Вот уже и утро. И какого домой приезжала? С портретом пообщаться. Молча. Хотя уже давно и лёгкие на месте и сердце стучит как пламенный мотор, не подавая, несмотря на многолетнее курение и не слишком подходящий для женщины образ жизни на работе, ни малейших признаков износа. И ты внимательно следишь за тем, что ты ешь. Дома завтрак лучше, чем на работе. Хотя и там, в кабинете, стоит банка мюсли, а в холодильнике – обезжиренные йогурты. Странное существо человек. Даже если у него вырвали душу, он может продолжать предпочитать инжир сушёным бананам и всё знать о калорийности продуктов. И о том, что клетчатка не переваривается. Потому, идя на гламурную вечеринку, не стоит наедаться минестроне, закусывая его рататуем. Человек, всё знающий о репродукции, вполне может не любить дете-е-ей.

Ну дети, дети. Что дети? Де-е-ети хороши только в виде новорождённых. Здоровых новорождённых, не испытывающих затруднений при прохождении родового канала. А потом – на хер в неонатологию, и привет! В смысле, до свидания.
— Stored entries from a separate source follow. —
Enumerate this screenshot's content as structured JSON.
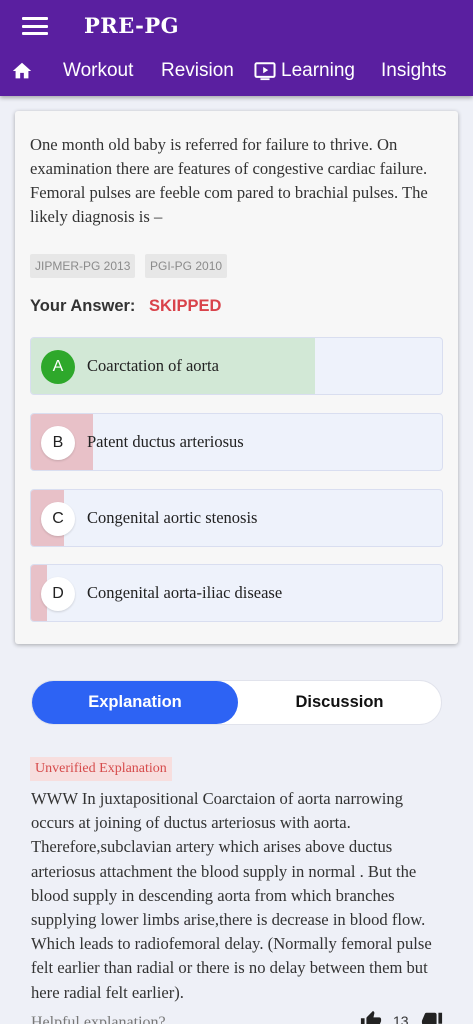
{
  "app": {
    "title": "PRE-PG",
    "nav": [
      "Workout",
      "Revision",
      "Learning",
      "Insights"
    ]
  },
  "question": {
    "text": "One month old baby is referred for failure to thrive. On examination there are features of congestive cardiac failure. Femoral pulses are feeble com pared to brachial pulses. The likely diagnosis is –",
    "tags": [
      "JIPMER-PG 2013",
      "PGI-PG 2010"
    ],
    "your_answer_label": "Your Answer:",
    "your_answer_value": "SKIPPED",
    "options": [
      {
        "letter": "A",
        "text": "Coarctation of aorta",
        "share": 0.69,
        "correct": true
      },
      {
        "letter": "B",
        "text": "Patent ductus arteriosus",
        "share": 0.15,
        "correct": false
      },
      {
        "letter": "C",
        "text": "Congenital aortic stenosis",
        "share": 0.08,
        "correct": false
      },
      {
        "letter": "D",
        "text": "Congenital aorta-iliac disease",
        "share": 0.04,
        "correct": false
      }
    ]
  },
  "tabs": {
    "active": "Explanation",
    "other": "Discussion"
  },
  "explanation": {
    "badge": "Unverified Explanation",
    "text": "WWW In juxtapositional Coarctaion of aorta narrowing occurs at joining of ductus arteriosus with aorta. Therefore,subclavian artery which arises above ductus arteriosus attachment the blood supply in normal . But the blood supply in descending aorta from which branches supplying lower limbs arise,there is decrease in blood flow. Which leads to radiofemoral delay. (Normally femoral pulse felt earlier than radial or there is no delay between them but here radial felt earlier).",
    "helpful_prompt": "Helpful explanation?",
    "like_count": "13"
  },
  "colors": {
    "appbar": "#5a1fa0",
    "accent": "#2d63f4",
    "correct_fill": "#d2e8d6",
    "wrong_fill": "#e8c1c8",
    "skipped": "#d9434b"
  },
  "icons": [
    "hamburger-menu-icon",
    "home-icon",
    "tv-play-icon",
    "thumbs-up-icon",
    "thumbs-down-icon"
  ]
}
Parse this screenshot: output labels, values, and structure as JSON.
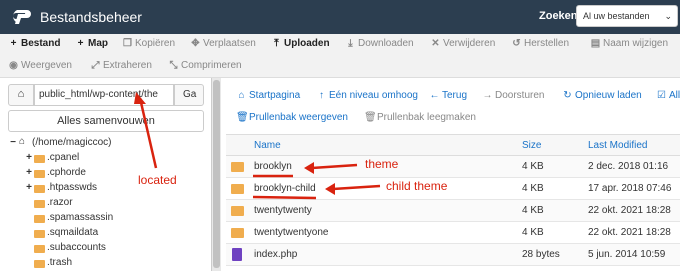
{
  "app": {
    "title": "Bestandsbeheer"
  },
  "search": {
    "label": "Zoeken",
    "scope": "Al uw bestanden"
  },
  "toolbar": {
    "row1": [
      {
        "label": "Bestand",
        "icon": "plus-icon",
        "enabled": true
      },
      {
        "label": "Map",
        "icon": "plus-icon",
        "enabled": true
      },
      {
        "label": "Kopiëren",
        "icon": "copy-icon",
        "enabled": false
      },
      {
        "label": "Verplaatsen",
        "icon": "move-icon",
        "enabled": false
      },
      {
        "label": "Uploaden",
        "icon": "upload-icon",
        "enabled": true
      },
      {
        "label": "Downloaden",
        "icon": "download-icon",
        "enabled": false
      },
      {
        "label": "Verwijderen",
        "icon": "delete-icon",
        "enabled": false
      },
      {
        "label": "Herstellen",
        "icon": "restore-icon",
        "enabled": false
      },
      {
        "label": "Naam wijzigen",
        "icon": "rename-icon",
        "enabled": false
      }
    ],
    "row2": [
      {
        "label": "Weergeven",
        "icon": "eye-icon",
        "enabled": false
      },
      {
        "label": "Extraheren",
        "icon": "extract-icon",
        "enabled": false
      },
      {
        "label": "Comprimeren",
        "icon": "compress-icon",
        "enabled": false
      }
    ]
  },
  "sidebar": {
    "path_value": "public_html/wp-content/the",
    "go_label": "Ga",
    "collapse_label": "Alles samenvouwen",
    "root_label": "(/home/magiccoc)",
    "tree": [
      {
        "label": ".cpanel",
        "expandable": true
      },
      {
        "label": ".cphorde",
        "expandable": true
      },
      {
        "label": ".htpasswds",
        "expandable": true
      },
      {
        "label": ".razor",
        "expandable": false
      },
      {
        "label": ".spamassassin",
        "expandable": false
      },
      {
        "label": ".sqmaildata",
        "expandable": false
      },
      {
        "label": ".subaccounts",
        "expandable": false
      },
      {
        "label": ".trash",
        "expandable": false
      }
    ]
  },
  "actions": {
    "row1": [
      {
        "label": "Startpagina",
        "icon": "home-icon",
        "enabled": true
      },
      {
        "label": "Eén niveau omhoog",
        "icon": "level-up-icon",
        "enabled": true
      },
      {
        "label": "Terug",
        "icon": "arrow-left-icon",
        "enabled": true
      },
      {
        "label": "Doorsturen",
        "icon": "arrow-right-icon",
        "enabled": false
      },
      {
        "label": "Opnieuw laden",
        "icon": "reload-icon",
        "enabled": true
      },
      {
        "label": "All",
        "icon": "checkbox-icon",
        "enabled": true
      }
    ],
    "row2": [
      {
        "label": "Prullenbak weergeven",
        "icon": "trash-icon",
        "enabled": true
      },
      {
        "label": "Prullenbak leegmaken",
        "icon": "trash-icon",
        "enabled": false
      }
    ]
  },
  "table": {
    "headers": {
      "name": "Name",
      "size": "Size",
      "modified": "Last Modified"
    },
    "rows": [
      {
        "type": "folder",
        "name": "brooklyn",
        "size": "4 KB",
        "modified": "2 dec. 2018 01:16"
      },
      {
        "type": "folder",
        "name": "brooklyn-child",
        "size": "4 KB",
        "modified": "17 apr. 2018 07:46"
      },
      {
        "type": "folder",
        "name": "twentytwenty",
        "size": "4 KB",
        "modified": "22 okt. 2021 18:28"
      },
      {
        "type": "folder",
        "name": "twentytwentyone",
        "size": "4 KB",
        "modified": "22 okt. 2021 18:28"
      },
      {
        "type": "file",
        "name": "index.php",
        "size": "28 bytes",
        "modified": "5 jun. 2014 10:59"
      }
    ]
  },
  "annotations": {
    "located": "located",
    "theme": "theme",
    "child_theme": "child theme"
  },
  "colors": {
    "header_bg": "#2c3e50",
    "link": "#1a73c8",
    "folder": "#f0ad4e",
    "annotation": "#d9230f"
  }
}
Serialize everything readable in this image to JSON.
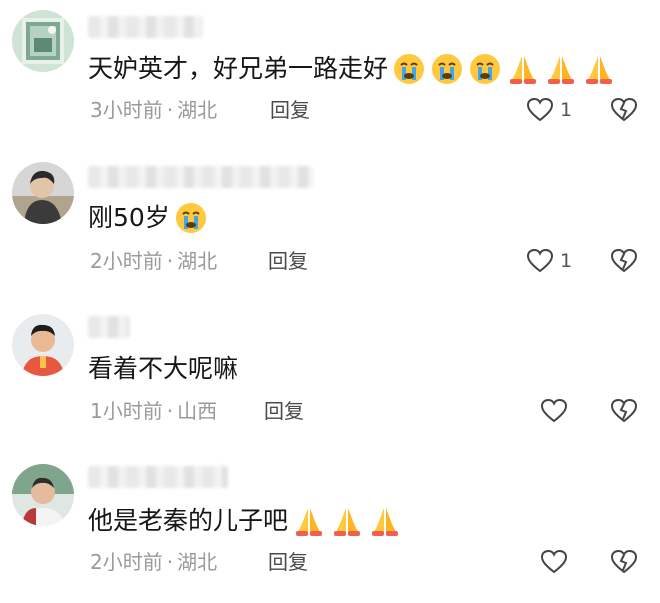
{
  "comments": [
    {
      "text": "天妒英才，好兄弟一路走好",
      "emojis": [
        "crying-face",
        "crying-face",
        "crying-face",
        "folded-hands",
        "folded-hands",
        "folded-hands"
      ],
      "time": "3小时前",
      "location": "湖北",
      "reply_label": "回复",
      "like_count": "1"
    },
    {
      "text": "刚50岁",
      "emojis": [
        "crying-face"
      ],
      "time": "2小时前",
      "location": "湖北",
      "reply_label": "回复",
      "like_count": "1"
    },
    {
      "text": "看着不大呢嘛",
      "emojis": [],
      "time": "1小时前",
      "location": "山西",
      "reply_label": "回复",
      "like_count": ""
    },
    {
      "text": "他是老秦的儿子吧",
      "emojis": [
        "folded-hands",
        "folded-hands",
        "folded-hands"
      ],
      "time": "2小时前",
      "location": "湖北",
      "reply_label": "回复",
      "like_count": ""
    }
  ],
  "separator": "·",
  "icons": {
    "like": "heart-outline-icon",
    "dislike": "broken-heart-icon"
  },
  "colors": {
    "meta_text": "#9a9a9a",
    "reply_text": "#4a4a4a",
    "emoji_yellow": "#ffc83d"
  }
}
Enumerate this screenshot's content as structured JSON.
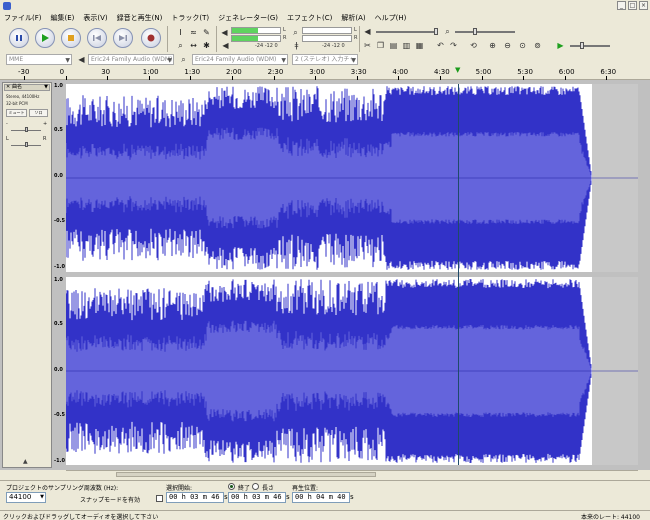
{
  "menubar": [
    "ファイル(F)",
    "編集(E)",
    "表示(V)",
    "録音と再生(N)",
    "トラック(T)",
    "ジェネレーター(G)",
    "エフェクト(C)",
    "解析(A)",
    "ヘルプ(H)"
  ],
  "window": {
    "minimize": "_",
    "maximize": "□",
    "close": "×"
  },
  "transport": [
    "pause-icon",
    "play-icon",
    "stop-icon",
    "skip-start-icon",
    "skip-end-icon",
    "record-icon"
  ],
  "meters": {
    "play_label_l": "L",
    "play_label_r": "R",
    "scale_play": "-24 -12 0",
    "scale_rec": "-24 -12 0",
    "record_label_l": "L",
    "record_label_r": "R",
    "play_level": 0.55
  },
  "devices": {
    "host": "MME",
    "output": "Eric24 Family Audio (WDM)",
    "input": "Eric24 Family Audio (WDM)",
    "channels": "2 (ステレオ) 入力チャ"
  },
  "ruler": {
    "ticks": [
      "-30",
      "0",
      "30",
      "1:00",
      "1:30",
      "2:00",
      "2:30",
      "3:00",
      "3:30",
      "4:00",
      "4:30",
      "5:00",
      "5:30",
      "6:00",
      "6:30"
    ]
  },
  "track": {
    "name": "曲名",
    "info_line1": "Stereo, 44100Hz",
    "info_line2": "32-bit PCM",
    "mute_label": "ミュート",
    "solo_label": "ソロ",
    "gain_minus": "-",
    "gain_plus": "+",
    "pan_left": "L",
    "pan_right": "R",
    "collapse": "▲"
  },
  "scale_labels": {
    "ch1": [
      "1.0",
      "0.5",
      "0.0",
      "-0.5",
      "-1.0"
    ],
    "ch2": [
      "1.0",
      "0.5",
      "0.0",
      "-0.5",
      "-1.0"
    ]
  },
  "selection": {
    "rate_label": "プロジェクトのサンプリング周波数 (Hz):",
    "rate_value": "44100",
    "snap_label": "スナップモードを有効",
    "start_label": "選択開始:",
    "end_label": "終了",
    "length_label": "長さ",
    "position_label": "再生位置:",
    "start_time": "00 h 03 m 46 s",
    "end_time": "00 h 03 m 46 s",
    "position_time": "00 h 04 m 40 s"
  },
  "status": {
    "left": "クリックおよびドラッグしてオーディオを選択して下さい",
    "right": "本来のレート: 44100"
  },
  "colors": {
    "wave": "#3232c8",
    "rms": "#6464dc",
    "playhead": "#1e4a6a"
  }
}
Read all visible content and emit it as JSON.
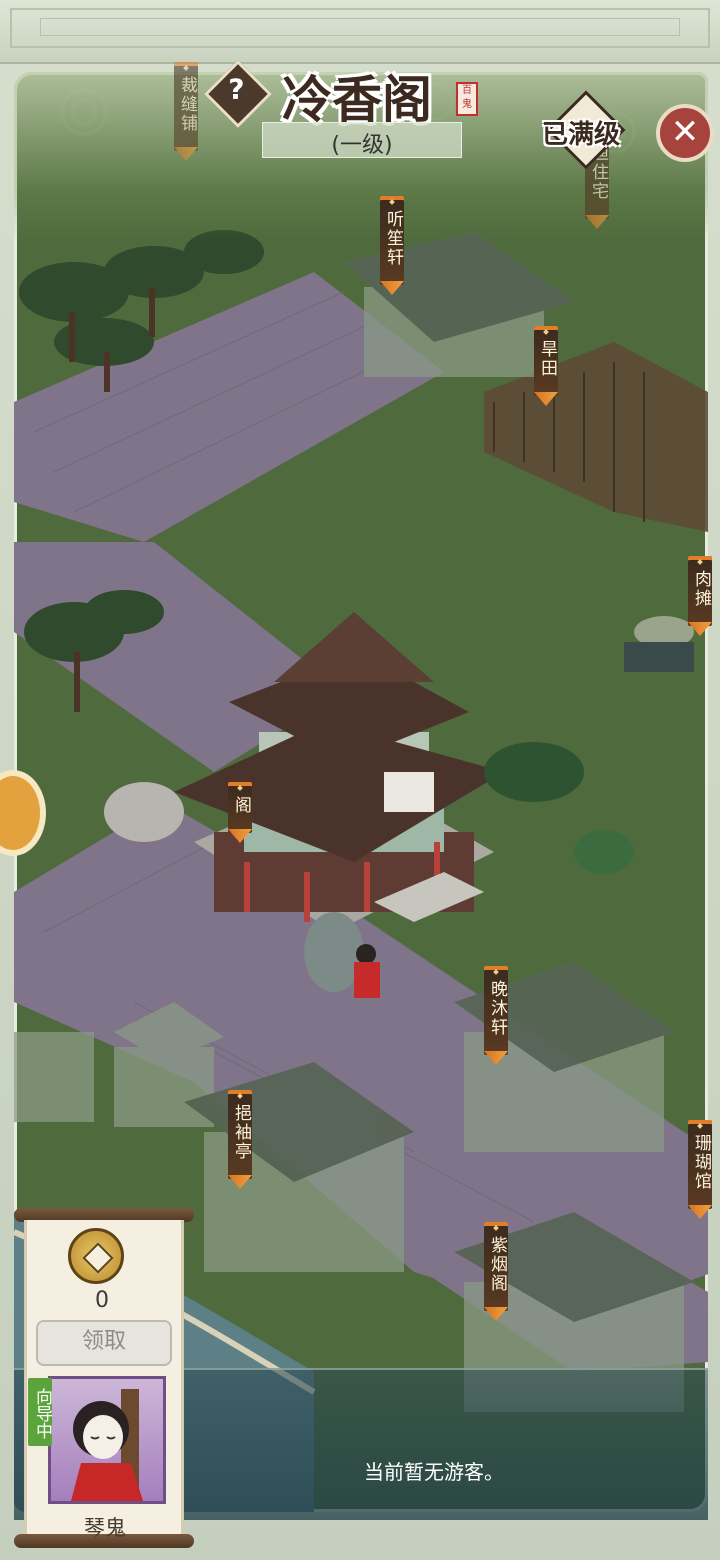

Чокнувшись с едва забрезжившим рассветом чашкой горячей воды с соком половины лимона, Татьяна Георгиевна Мальцева отправилась в душ. И с удовольствием приведя себя в порядок, с не меньшим удовольствием выбрала из своего гардероба одежду. Да-да, придя на работу, она моментально нарядится в зелёную пижаму и белый халат, сменив шикарные сапоги на белые моющиеся тапочки, но… одежда – это очень вкусный чувственный спектр мира. И потому не надо его исключать из собственной жизни. Из жизни всё ещё молодой, очень красивой женщины, отличного востребованного специалиста, заведующей крупным отделением здоровенного родовспомогательного учреждения. Спасибо тебе, портрет, за беседу. Мне они здорово помогают, эти наши полуночные разговоры. Спасибо, что сделал когда-то из яркой дурноголовой девчонки изящную умную женщину. Я не могу тебя ненавидеть за то, что ты погиб. Я знаю, что была твоей единственной, как бы ни размахивало то бабьё незнакомыми мне девочкой и мальчиком. Которые хоть и были похожи на тебя, но копии есть копии. Отцовский инстинкт – блеф. Его эксплуатация – рискованный блеф. Шантаж – заведомый проигрыш. Люди просто делятся на единственных и неединственных.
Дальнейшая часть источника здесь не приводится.